For most of us, viruses are the stuff of nightmares — mysterious micro-agents spreading pandemics like Ebola, polio, and HIV. But there’s much we are still learning about the virosphere, from the origins of viruses themselves to their effects on evolution and the natural world.
In their book Viruses as Complex Adaptive Systems, SFI External Professors Ricard Solé (Universitat Pompeu Fabra) and Santiago F. Elena (Spain National Research Council) employ biology, physics, and mathematics to understand the impact of viral robustness and pervasiveness. “Viruses are everywhere,” says Solé. “Emergent viruses are an inevitable consequence of the novel opportunities provided by overpopulation, from humans to cattle, and the disruption of diverse ecosystems.”
The secret to the success of viral evolution lies in their population size and generation time, which allow viruses to skirt the effects of mutation that can cripple the advancement of other species. “Population size for viruses is massively larger than for their hosts,” says Elena. “And while generation time for humans is 25 years, for lytic viruses (those killing the infected cell), it is hours or, at best, days.”

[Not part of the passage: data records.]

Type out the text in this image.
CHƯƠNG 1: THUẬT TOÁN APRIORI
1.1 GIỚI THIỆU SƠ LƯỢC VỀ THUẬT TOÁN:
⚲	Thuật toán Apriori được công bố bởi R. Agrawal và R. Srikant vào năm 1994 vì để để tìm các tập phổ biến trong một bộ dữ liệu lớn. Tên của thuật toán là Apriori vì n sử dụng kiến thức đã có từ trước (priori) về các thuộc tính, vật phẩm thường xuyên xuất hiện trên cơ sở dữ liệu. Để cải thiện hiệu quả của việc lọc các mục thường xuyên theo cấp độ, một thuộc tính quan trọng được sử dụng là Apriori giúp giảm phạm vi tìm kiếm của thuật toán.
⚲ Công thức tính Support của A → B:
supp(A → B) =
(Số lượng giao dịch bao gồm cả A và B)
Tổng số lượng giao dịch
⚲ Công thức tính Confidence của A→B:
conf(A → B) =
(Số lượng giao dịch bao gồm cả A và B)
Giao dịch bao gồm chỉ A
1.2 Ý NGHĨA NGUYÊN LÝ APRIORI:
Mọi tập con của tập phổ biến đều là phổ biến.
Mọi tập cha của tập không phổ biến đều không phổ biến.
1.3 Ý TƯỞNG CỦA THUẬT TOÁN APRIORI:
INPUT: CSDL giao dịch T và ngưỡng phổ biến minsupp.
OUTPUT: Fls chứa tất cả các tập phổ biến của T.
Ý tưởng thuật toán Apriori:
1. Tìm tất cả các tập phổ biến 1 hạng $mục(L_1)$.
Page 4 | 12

But what exactly are viruses? And are they even alive? Defining viruses and understanding their role in various ecosystems is complicated by the range of viral complexity and the unknowns surrounding their genesis. “The origin of viruses is still a quite open and debated topic,” says Elena. “Likewise, some people still consider them as nonliving entities.”
In 1992, a group of scientists stumbled upon the Mimivirus, a giant virus whose genome is both large and elaborate. This discovery directly called into question previous wisdom that viruses are small and simple, closer to androids than living beings. “The more we find new viruses, the more blurred are the boundaries,” says Solé. “The problem is that biology offers multiple exceptions to most definitions of living that you can provide.”
However, computer viruses, which most would agree are not living, provide a neat analogy for biological viruses and offer insights into their complexity. “The parallels between virus evolution and computer virus evolution are rather remarkable,” says Solé. Although computer viruses are man-made, they also operate through infection (in this case, of computer memory, not of cellular hosts), diversify their traits, and evolve to combat antiviral software.
“The more we learn about viruses, the more complex mechanisms of interaction we find,” says Solé. Viruses as Complex Adaptive Systems uses many different vantage points to create a more fully realized picture of viral complexity, even while most of us continue to primarily interact with viruses through a bout of the winter flu.